Con el corazón partido, Natalia Alzira había decidido abandonar este mundo sin despedirse de su hija. Quería que la recordase vital y alegre, tal como era cuando la visitaba en el convento. Tal vez no había sido la mejor madre del mundo, pero se había negado rotundamente a que Lina fuera dada en adopción. Para evitarlo, les había pedido que a su muerte enviaran a la pequeña a Llonera, donde vivía su única hermana, Carmina.

Cuando la superiora supo que Natalia tenía familia, hecho que hasta ese momento ignoraba, pidió referencias al párroco de Llonera sobre la tal Carmina Alzira.

No menos preocupada por el futuro de la niña que Natalia lo estaba la hermana Dolores. Hacía siete años que aquella había dejado a su hija en régimen de pensionado, cuando la pequeña aún no tenía tres. Dejaron que la hermana Dolores se ocupara de ella y la monja quería a aquella chiquilla como si fuese propia.
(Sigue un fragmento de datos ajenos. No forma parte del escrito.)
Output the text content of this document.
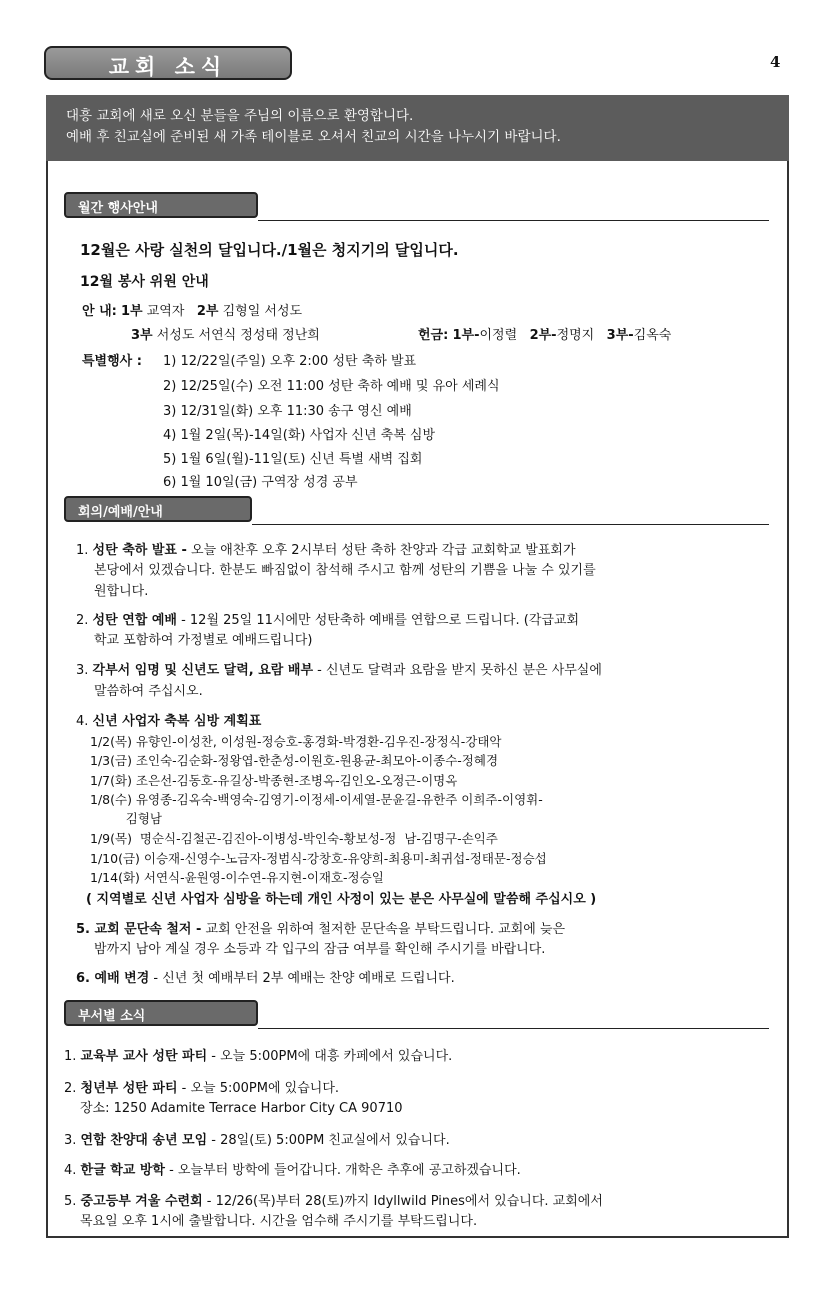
교회 소식	4
대흥 교회에 새로 오신 분들을 주님의 이름으로 환영합니다.
예배 후 친교실에 준비된 새 가족 테이블로 오셔서 친교의 시간을 나누시기 바랍니다.
월간 행사안내
12월은 사랑 실천의 달입니다./1월은 청지기의 달입니다.
12월 봉사 위원 안내
안 내: 1부 교역자 2부 김형일 서성도
3부 서성도 서연식 정성태 정난희	헌금: 1부-이정렬 2부-정명지 3부-김옥숙
특별행사 : 1) 12/22일(주일) 오후 2:00 성탄 축하 발표
2) 12/25일(수) 오전 11:00 성탄 축하 예배 및 유아 세례식
3) 12/31일(화) 오후 11:30 송구 영신 예배
4) 1월 2일(목)-14일(화) 사업자 신년 축복 심방
5) 1월 6일(월)-11일(토) 신년 특별 새벽 집회
6) 1월 10일(금) 구역장 성경 공부
회의/예배/안내
1. 성탄 축하 발표 - 오늘 애찬후 오후 2시부터 성탄 축하 찬양과 각급 교회학교 발표회가
본당에서 있겠습니다. 한분도 빠짐없이 참석해 주시고 함께 성탄의 기쁨을 나눌 수 있기를
원합니다.
2. 성탄 연합 예배 - 12월 25일 11시에만 성탄축하 예배를 연합으로 드립니다. (각급교회
학교 포함하여 가정별로 예배드립니다)
3. 각부서 임명 및 신년도 달력, 요람 배부 - 신년도 달력과 요람을 받지 못하신 분은 사무실에
말씀하여 주십시오.
4. 신년 사업자 축복 심방 계획표
1/2(목) 유향인-이성찬, 이성원-정승호-홍경화-박경환-김우진-장정식-강태악
1/3(금) 조인숙-김순화-정왕엽-한춘성-이원호-원용균-최모아-이종수-정혜경
1/7(화) 조은선-김동호-유길상-박종현-조병옥-김인오-오정근-이명옥
1/8(수) 유영종-김옥숙-백영숙-김영기-이정세-이세열-문윤길-유한주 이희주-이영휘-
김형남
1/9(목)  명순식-김철곤-김진아-이병성-박인숙-황보성-정  남-김명구-손익주
1/10(금) 이승재-신영수-노금자-정범식-강창호-유양희-최용미-최귀섭-정태문-정승섭
1/14(화) 서연식-윤원영-이수연-유지현-이재호-정승일
( 지역별로 신년 사업자 심방을 하는데 개인 사정이 있는 분은 사무실에 말씀해 주십시오 )
5. 교회 문단속 철저 - 교회 안전을 위하여 철저한 문단속을 부탁드립니다. 교회에 늦은
밤까지 남아 계실 경우 소등과 각 입구의 잠금 여부를 확인해 주시기를 바랍니다.
6. 예배 변경 - 신년 첫 예배부터 2부 예배는 찬양 예배로 드립니다.
부서별 소식
1. 교육부 교사 성탄 파티 - 오늘 5:00PM에 대흥 카페에서 있습니다.
2. 청년부 성탄 파티 - 오늘 5:00PM에 있습니다.
장소: 1250 Adamite Terrace Harbor City CA 90710
3. 연합 찬양대 송년 모임 - 28일(토) 5:00PM 친교실에서 있습니다.
4. 한글 학교 방학 - 오늘부터 방학에 들어갑니다. 개학은 추후에 공고하겠습니다.
5. 중고등부 겨울 수련회 - 12/26(목)부터 28(토)까지 Idyllwild Pines에서 있습니다. 교회에서
목요일 오후 1시에 출발합니다. 시간을 엄수해 주시기를 부탁드립니다.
Por sentimientos distintos pero igual de sinceros, tampoco la superiora estaba dispuesta a entregar a Lina en manos de cualquiera. Pese a que casi desde el principio Natalia había dejado de abonar las mensualidades correspondientes a una interna de pago, la niña constituía para todas las hermanas un caso especial, ya fuese por su dulzura o por la manera en que Natalia había sabido seducirlas a todas. Incluso a Anastasia, la mujer que hacía la colada grande los lunes.

—Hoy he recibido del cura de Llonera la respuesta a nuestra carta —comunicó la superiora a una hermana Dolores ansiosa de noticias—. Dice que la señorita Carmina ha cumplido los treinta, está soltera y es caritativa. Añade también que nunca ha provocado habladurías y que es buena cristiana.